Malgré le succès de la circoncision moderne, certains préfèrent toujours recourir à la circoncision traditionnelle, particulièrement en milieu rural. De plus, les services des circonciseurs sont en général gratuits, en sus des frais de déplacement et du « hasin-tanana » dont le montant dépend des clients. Entretien avec Jean de Dieu Ravoahanginandrasana alias Dadanaivo, un « rain-jaza » du Fokontany d’Ambohijatovo, commune rurale d’Alakamisy Fenoarivo (Atsimondrano).
*Les Nouvelles : Depuis quand pratiquez-vous ce métier ?
– Jean de Dieu Ravoahanginandrasana : Depuis 1991, à la mort de mon père qui m’a légué ce métier. Cela fait donc presque 35 ans.
*Selon vous, quels sont les points forts d’un circonciseur traditionnel par rapport aux médecins ?
– La précision et la rapidité de notre intervention qui ne martyrisent pas le circoncis. Cela dépasse rarement les 5 minutes. Dans la majorité des cas, le garçon ne sent même pas l’opération. A cela s’ajoute la mixture que nous préparons afin de cicatriser rapidement la plaie. Le prix de nos services y est aussi pour quelque chose.
*La circoncision traditionnelle ne se soucie pas de l’hygiène.

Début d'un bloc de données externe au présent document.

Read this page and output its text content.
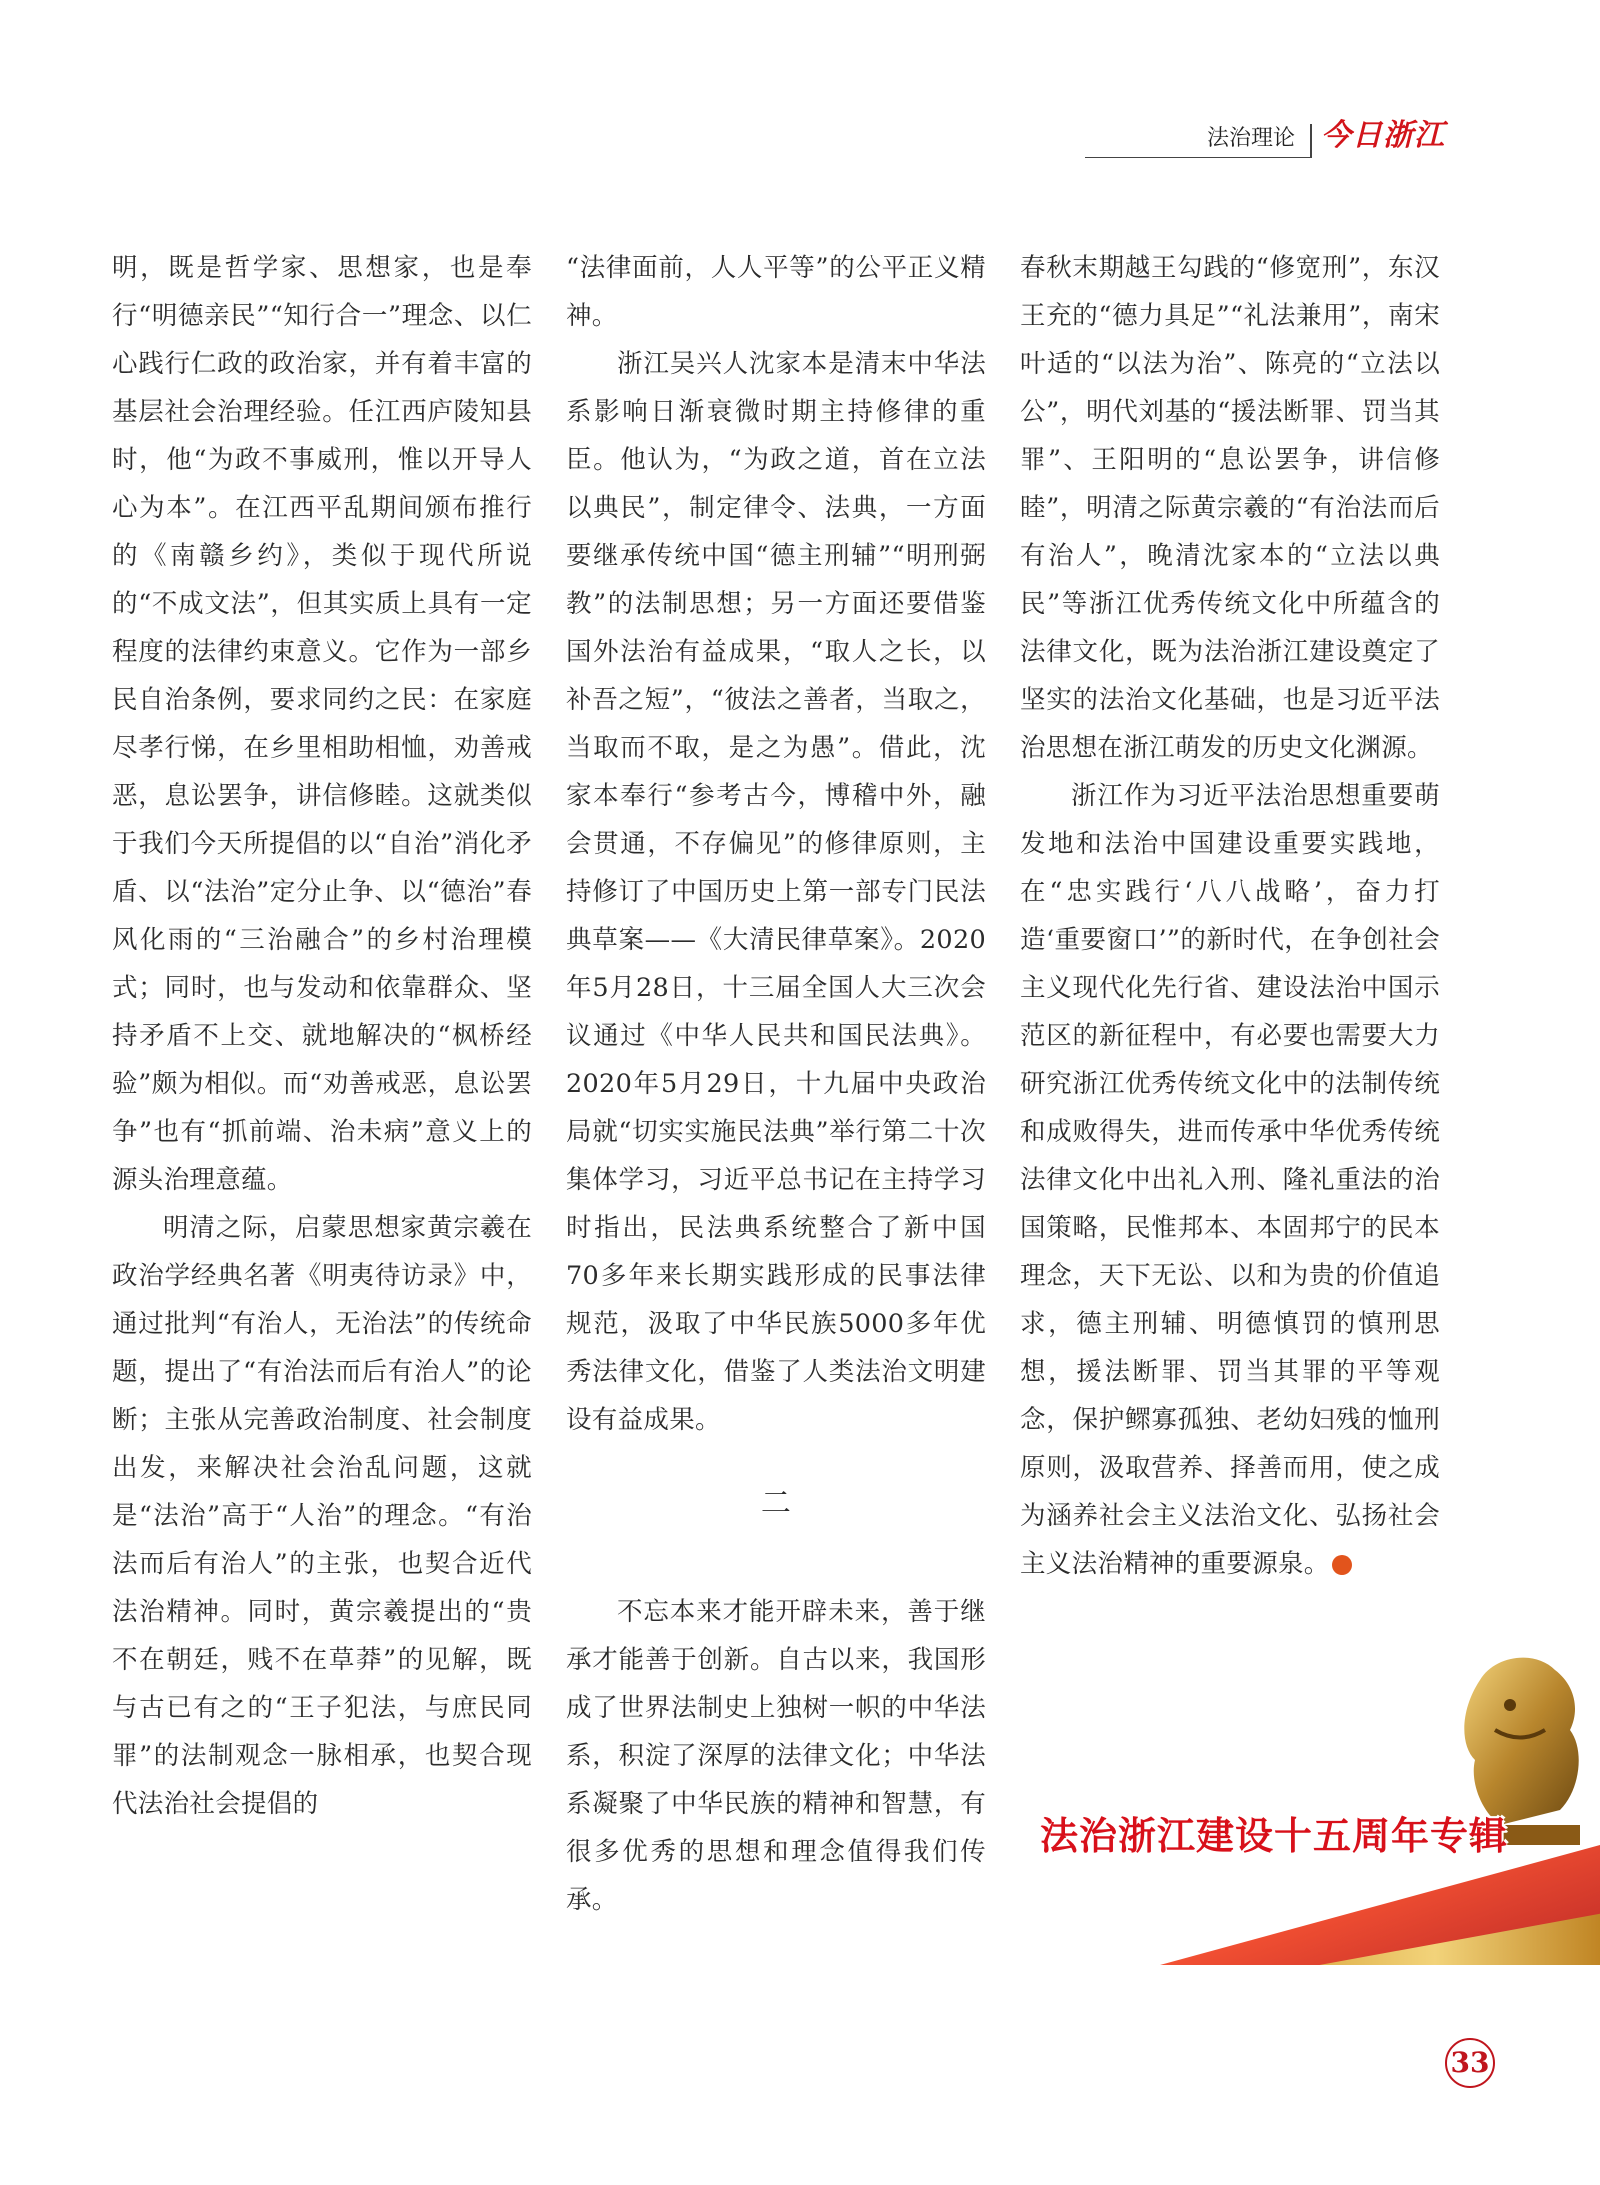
法治理论 今日浙江

明，既是哲学家、思想家，也是奉行“明德亲民”“知行合一”理念、以仁心践行仁政的政治家，并有着丰富的基层社会治理经验。任江西庐陵知县时，他“为政不事威刑，惟以开导人心为本”。在江西平乱期间颁布推行的《南赣乡约》，类似于现代所说的“不成文法”，但其实质上具有一定程度的法律约束意义。它作为一部乡民自治条例，要求同约之民：在家庭尽孝行悌，在乡里相助相恤，劝善戒恶，息讼罢争，讲信修睦。这就类似于我们今天所提倡的以“自治”消化矛盾、以“法治”定分止争、以“德治”春风化雨的“三治融合”的乡村治理模式；同时，也与发动和依靠群众、坚持矛盾不上交、就地解决的“枫桥经验”颇为相似。而“劝善戒恶，息讼罢争”也有“抓前端、治未病”意义上的源头治理意蕴。

明清之际，启蒙思想家黄宗羲在政治学经典名著《明夷待访录》中，通过批判“有治人，无治法”的传统命题，提出了“有治法而后有治人”的论断；主张从完善政治制度、社会制度出发，来解决社会治乱问题，这就是“法治”高于“人治”的理念。“有治法而后有治人”的主张，也契合近代法治精神。同时，黄宗羲提出的“贵不在朝廷，贱不在草莽”的见解，既与古已有之的“王子犯法，与庶民同罪”的法制观念一脉相承，也契合现代法治社会提倡的

“法律面前，人人平等”的公平正义精神。

浙江吴兴人沈家本是清末中华法系影响日渐衰微时期主持修律的重臣。他认为，“为政之道，首在立法以典民”，制定律令、法典，一方面要继承传统中国“德主刑辅”“明刑弼教”的法制思想；另一方面还要借鉴国外法治有益成果，“取人之长，以补吾之短”，“彼法之善者，当取之，当取而不取，是之为愚”。借此，沈家本奉行“参考古今，博稽中外，融会贯通，不存偏见”的修律原则，主持修订了中国历史上第一部专门民法典草案——《大清民律草案》。2020年5月28日，十三届全国人大三次会议通过《中华人民共和国民法典》。2020年5月29日，十九届中央政治局就“切实实施民法典”举行第二十次集体学习，习近平总书记在主持学习时指出，民法典系统整合了新中国70多年来长期实践形成的民事法律规范，汲取了中华民族5000多年优秀法律文化，借鉴了人类法治文明建设有益成果。

二

不忘本来才能开辟未来，善于继承才能善于创新。自古以来，我国形成了世界法制史上独树一帜的中华法系，积淀了深厚的法律文化；中华法系凝聚了中华民族的精神和智慧，有很多优秀的思想和理念值得我们传承。

春秋末期越王勾践的“修宽刑”，东汉王充的“德力具足”“礼法兼用”，南宋叶适的“以法为治”、陈亮的“立法以公”，明代刘基的“援法断罪、罚当其罪”、王阳明的“息讼罢争，讲信修睦”，明清之际黄宗羲的“有治法而后有治人”，晚清沈家本的“立法以典民”等浙江优秀传统文化中所蕴含的法律文化，既为法治浙江建设奠定了坚实的法治文化基础，也是习近平法治思想在浙江萌发的历史文化渊源。

浙江作为习近平法治思想重要萌发地和法治中国建设重要实践地，在“忠实践行‘八八战略’，奋力打造‘重要窗口’”的新时代，在争创社会主义现代化先行省、建设法治中国示范区的新征程中，有必要也需要大力研究浙江优秀传统文化中的法制传统和成败得失，进而传承中华优秀传统法律文化中出礼入刑、隆礼重法的治国策略，民惟邦本、本固邦宁的民本理念，天下无讼、以和为贵的价值追求，德主刑辅、明德慎罚的慎刑思想，援法断罪、罚当其罪的平等观念，保护鳏寡孤独、老幼妇残的恤刑原则，汲取营养、择善而用，使之成为涵养社会主义法治文化、弘扬社会主义法治精神的重要源泉。

法治浙江建设十五周年专辑
33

– Ce n’est pas vrai. J’aimerais préciser que par souci d’hygiène, je n’utilise plus que de l’eau minérale d’une bouteille cachetée pour laver la plaie. On utilisait auparavant de l’eau de source. Une précaution face à la pollution des eaux qu’on enregistre actuellement. Le « Rano mahery », recueillie dans la rivière ou d’une source quelconque, ne sert plus donc qu’à laver les mains. Je désinfecte toujours mes mains avec de l’alcool avant de pratiquer une circoncision. Concernant le bistouri, je ne l’utilise qu’une seule fois. Grâce à cela, aucun de mes clients ne s’est plaint en trente ans de métier.
*Quel est le prix de votre service ?
– C’est totalement gratuit, comme tous les soins traditionnels, à part les frais de déplacement. Toutefois, je ne dédaigne pas le « Hasin-tanana » dont le montant varie selon les clients. En général, le montant tourne autour de 10.000 ariary. Mais il arrive que des clients déboursent entre 50.000 et 200.000 ariary, rarement en tout cas.
*La circoncision nécessite-t-elle l’avis d’un astrologue ?
– En général non. Toutefois, pour que la destinée ou « tonom-bitana » du petit garçon soit forte et favorable, sa circoncision doit se faire en période de lune montante. La pleine lune étant déconseillée, car elle favorise l’hémorragie.
La période de circoncision se situe entre le mois de juin jusqu’au mois d’août.
Propos recueillis par Sera R.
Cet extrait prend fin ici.